To walk the streets of Port Royal today—now recognized as a UNESCO World Heritage Site—is to walk directly over layers of catastrophe and survival. The sun beats down on the quiet streets, as a cool breeze and distant sounds of the surf easily mask the violent history resting just beneath the pavement. But step off the street and into the brick-walled courtyard of St. Peter’s Church, and the past suddenly demands your attention. There, resting quietly in the grass, is a heavy marble tombstone bearing an epitaph that stops visitors in their tracks. It reads less like a standard obituary and more like an impossible myth—the story of a man who was swallowed alive by the earth, violently spat back out into the sea, and somehow lived.
On the morning of 7 June 1692, Lewis Galdy did not just survive the destruction of Port Royal; he was swallowed by it. When the earthquake struck, the waterlogged sand beneath the wealthy merchant town did not merely shake—it lost its physical integrity, turning into a heavy, roiling liquid. The earth split open, pulling Galdy down into the dark, suffocating weight of wet sand and collapsing brick. For a terrifying moment, the French Huguenot refugee was buried alive in the very soil he had crossed the Atlantic to claim.
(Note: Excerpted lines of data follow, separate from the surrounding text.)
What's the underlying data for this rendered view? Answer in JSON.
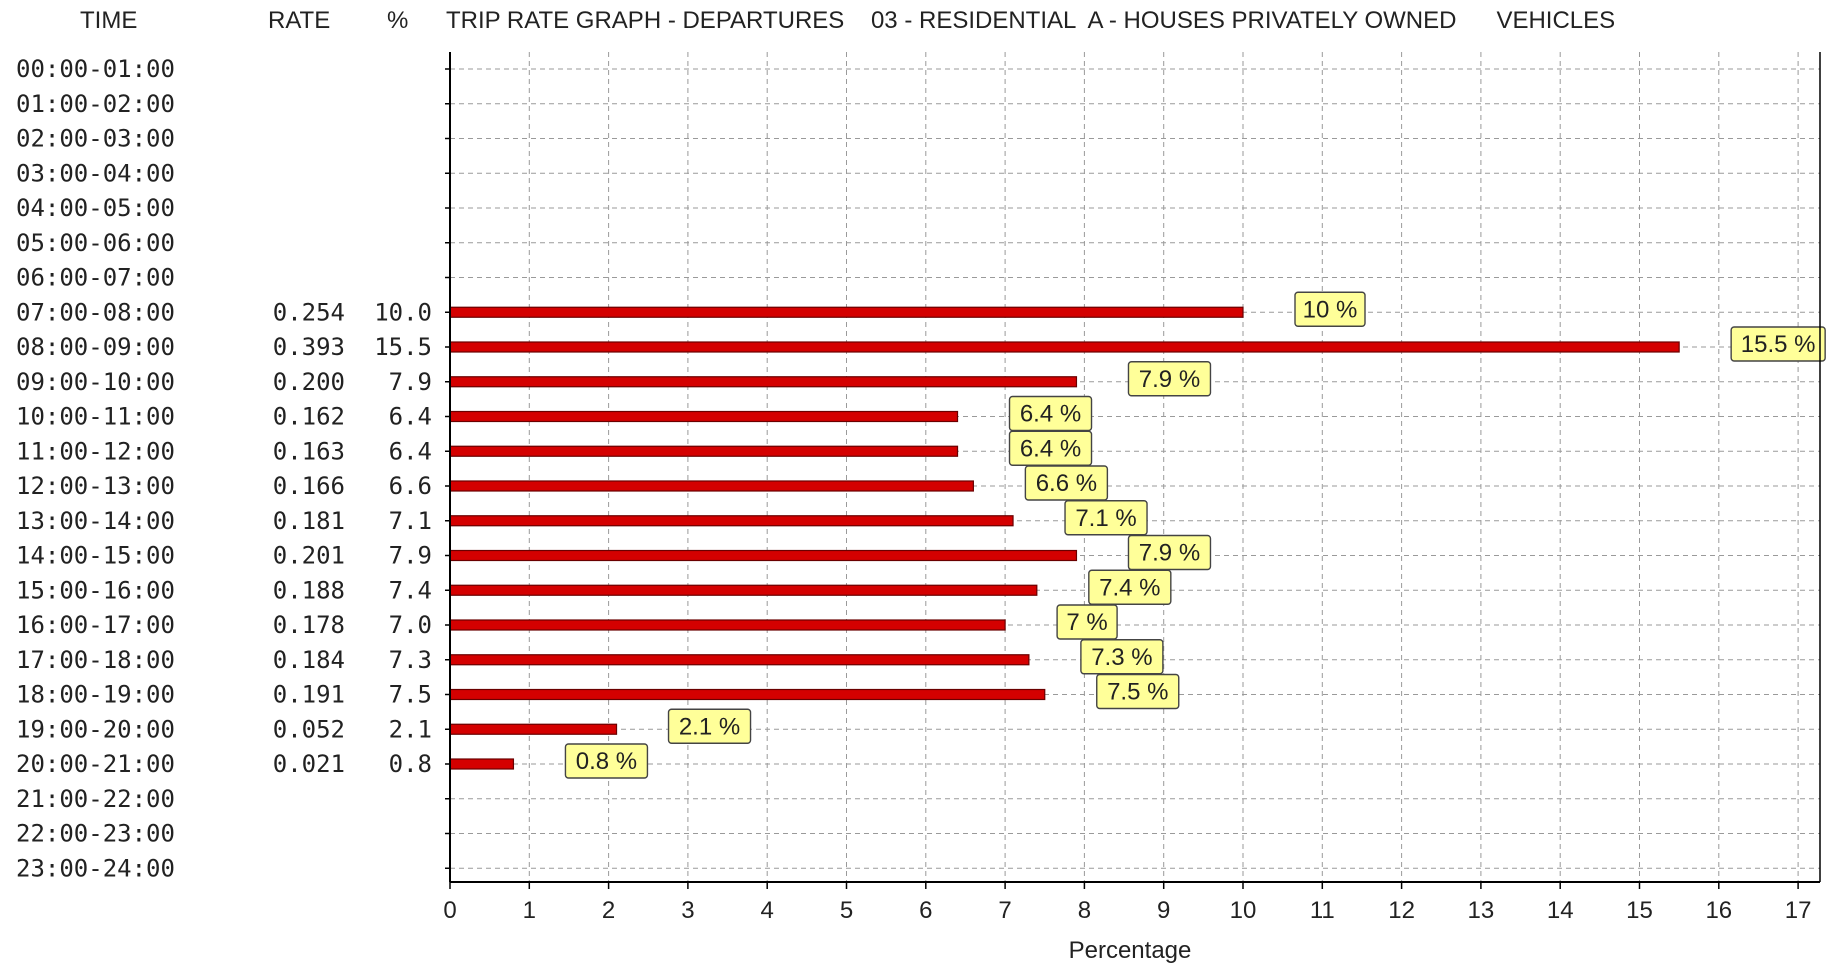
{
  "headers": {
    "time": "TIME",
    "rate": "RATE",
    "percent": "%",
    "title": "TRIP RATE GRAPH - DEPARTURES    03 - RESIDENTIAL  A - HOUSES PRIVATELY OWNED      VEHICLES"
  },
  "chart_data": {
    "type": "bar",
    "orientation": "horizontal",
    "title": "TRIP RATE GRAPH - DEPARTURES    03 - RESIDENTIAL  A - HOUSES PRIVATELY OWNED      VEHICLES",
    "xlabel": "Percentage",
    "ylabel": "",
    "xlim": [
      0,
      17
    ],
    "xticks": [
      "0",
      "1",
      "2",
      "3",
      "4",
      "5",
      "6",
      "7",
      "8",
      "9",
      "10",
      "11",
      "12",
      "13",
      "14",
      "15",
      "16",
      "17"
    ],
    "grid": true,
    "bar_color": "#d40000",
    "label_box_color": "#ffff99",
    "rows": [
      {
        "time": "00:00-01:00",
        "rate": "",
        "percent": "",
        "value": null,
        "label": ""
      },
      {
        "time": "01:00-02:00",
        "rate": "",
        "percent": "",
        "value": null,
        "label": ""
      },
      {
        "time": "02:00-03:00",
        "rate": "",
        "percent": "",
        "value": null,
        "label": ""
      },
      {
        "time": "03:00-04:00",
        "rate": "",
        "percent": "",
        "value": null,
        "label": ""
      },
      {
        "time": "04:00-05:00",
        "rate": "",
        "percent": "",
        "value": null,
        "label": ""
      },
      {
        "time": "05:00-06:00",
        "rate": "",
        "percent": "",
        "value": null,
        "label": ""
      },
      {
        "time": "06:00-07:00",
        "rate": "",
        "percent": "",
        "value": null,
        "label": ""
      },
      {
        "time": "07:00-08:00",
        "rate": "0.254",
        "percent": "10.0",
        "value": 10.0,
        "label": "10 %"
      },
      {
        "time": "08:00-09:00",
        "rate": "0.393",
        "percent": "15.5",
        "value": 15.5,
        "label": "15.5 %"
      },
      {
        "time": "09:00-10:00",
        "rate": "0.200",
        "percent": "7.9",
        "value": 7.9,
        "label": "7.9 %"
      },
      {
        "time": "10:00-11:00",
        "rate": "0.162",
        "percent": "6.4",
        "value": 6.4,
        "label": "6.4 %"
      },
      {
        "time": "11:00-12:00",
        "rate": "0.163",
        "percent": "6.4",
        "value": 6.4,
        "label": "6.4 %"
      },
      {
        "time": "12:00-13:00",
        "rate": "0.166",
        "percent": "6.6",
        "value": 6.6,
        "label": "6.6 %"
      },
      {
        "time": "13:00-14:00",
        "rate": "0.181",
        "percent": "7.1",
        "value": 7.1,
        "label": "7.1 %"
      },
      {
        "time": "14:00-15:00",
        "rate": "0.201",
        "percent": "7.9",
        "value": 7.9,
        "label": "7.9 %"
      },
      {
        "time": "15:00-16:00",
        "rate": "0.188",
        "percent": "7.4",
        "value": 7.4,
        "label": "7.4 %"
      },
      {
        "time": "16:00-17:00",
        "rate": "0.178",
        "percent": "7.0",
        "value": 7.0,
        "label": "7 %"
      },
      {
        "time": "17:00-18:00",
        "rate": "0.184",
        "percent": "7.3",
        "value": 7.3,
        "label": "7.3 %"
      },
      {
        "time": "18:00-19:00",
        "rate": "0.191",
        "percent": "7.5",
        "value": 7.5,
        "label": "7.5 %"
      },
      {
        "time": "19:00-20:00",
        "rate": "0.052",
        "percent": "2.1",
        "value": 2.1,
        "label": "2.1 %"
      },
      {
        "time": "20:00-21:00",
        "rate": "0.021",
        "percent": "0.8",
        "value": 0.8,
        "label": "0.8 %"
      },
      {
        "time": "21:00-22:00",
        "rate": "",
        "percent": "",
        "value": null,
        "label": ""
      },
      {
        "time": "22:00-23:00",
        "rate": "",
        "percent": "",
        "value": null,
        "label": ""
      },
      {
        "time": "23:00-24:00",
        "rate": "",
        "percent": "",
        "value": null,
        "label": ""
      }
    ]
  }
}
But the shifting earth was not finished. A violent, secondary geyser of trapped hydraulic pressure erupted from the fissure, blasting him out of his grave and hurling him into the churning harbor. He swam through the wreckage, was pulled into a boat, and lived for nearly another half-century. Galdy’s violent escape made him a legend, but it is the life he built in the ruins afterward that makes him the perfect mirror for Port Royal itself: resilient, intensely religious, and entirely bound to the brutal commerce of the eighteenth-century Atlantic.
While thousands of terrified survivors abandoned the sinking peninsula to establish the new city of Kingston across the harbor, Galdy made a deliberate choice: he stayed. In the decades that followed, Port Royal became a shadow of its former wealth, repeatedly battered by hurricanes and gutted by a massive fire in 1703. Yet, Galdy anchored himself in the ruins. Rather than starting over on solid ground, he became a stabilizing force in the diminished town's civic life. He served as an assemblyman, stepping into the void left by fleeing colonial officials to maintain order and governance in a community that seemed cursed by nature.
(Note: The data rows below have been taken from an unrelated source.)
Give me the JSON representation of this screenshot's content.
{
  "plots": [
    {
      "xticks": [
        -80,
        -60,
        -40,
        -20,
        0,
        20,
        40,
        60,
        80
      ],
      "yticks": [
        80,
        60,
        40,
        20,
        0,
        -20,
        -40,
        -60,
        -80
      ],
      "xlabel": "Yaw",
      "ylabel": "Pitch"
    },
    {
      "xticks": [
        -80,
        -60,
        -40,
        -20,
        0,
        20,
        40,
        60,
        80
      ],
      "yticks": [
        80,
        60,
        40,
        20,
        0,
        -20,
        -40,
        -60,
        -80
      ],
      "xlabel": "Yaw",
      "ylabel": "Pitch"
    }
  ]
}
His resilience was anchored by a profound, practical piety. For a man who had already fled his home in France to protect his Protestant faith, the restoration of Port Royal’s spiritual center became a defining mission. As churchwarden, Galdy poured his influence and resources into the reconstruction of St. Peter’s Church, which was finally completed in the 1720s. The structure still stands today, a quiet, brick-and-mortar testament to a refugee who refused to let his community’s faith be swallowed by the earth or consumed by the fires that followed.
Ironically, while Galdy spent his remaining years bound to Port Royal, his physical remains were originally laid to rest across the water at Green Bay. It was not until the mid-twentieth century—reportedly ahead of Queen Elizabeth II's 1953 visit to the island, so the monarch could easily view the famous monument—that his body and the heavy marble tombstone were exhumed and carried back across the harbor. History, it seems, insisted that the man who had survived the town's destruction and helped orchestrate its rebirth be permanently returned to its soil, his grave placed squarely in the shadow of the church he helped build.
But Galdy’s legacy is not purely one of righteous survival and civic charity. The wealth that allowed him to rebuild his life, fund the church, and maintain his status was pulled directly from the darkest currents of the Atlantic economy. He was a merchant, and by the early eighteenth century, he was acting as a key representative for the Royal African Company in Jamaica. The man who had been miraculously spared by providence spent his subsequent years deeply embedded in the brutal machinery of the transatlantic slave trade. He trafficked in human lives, managing the logistics of ships arriving from the African coast and funneling enslaved people into the island's ruthless plantation system.
This is the uncomfortable, necessary truth of Lewis Galdy. When visitors stand before his famous marble tombstone today in the churchyard of St. Peter’s, they read the triumphant story of a refugee saved by the hand of God. The stone speaks of his miraculous escape and his great reputation, but it remains silent on the blood and commerce that sustained his long life afterward. He was neither a pure saint nor a simple victim. He was a man forged by his era, carrying the full, contradictory weight of Port Royal's history.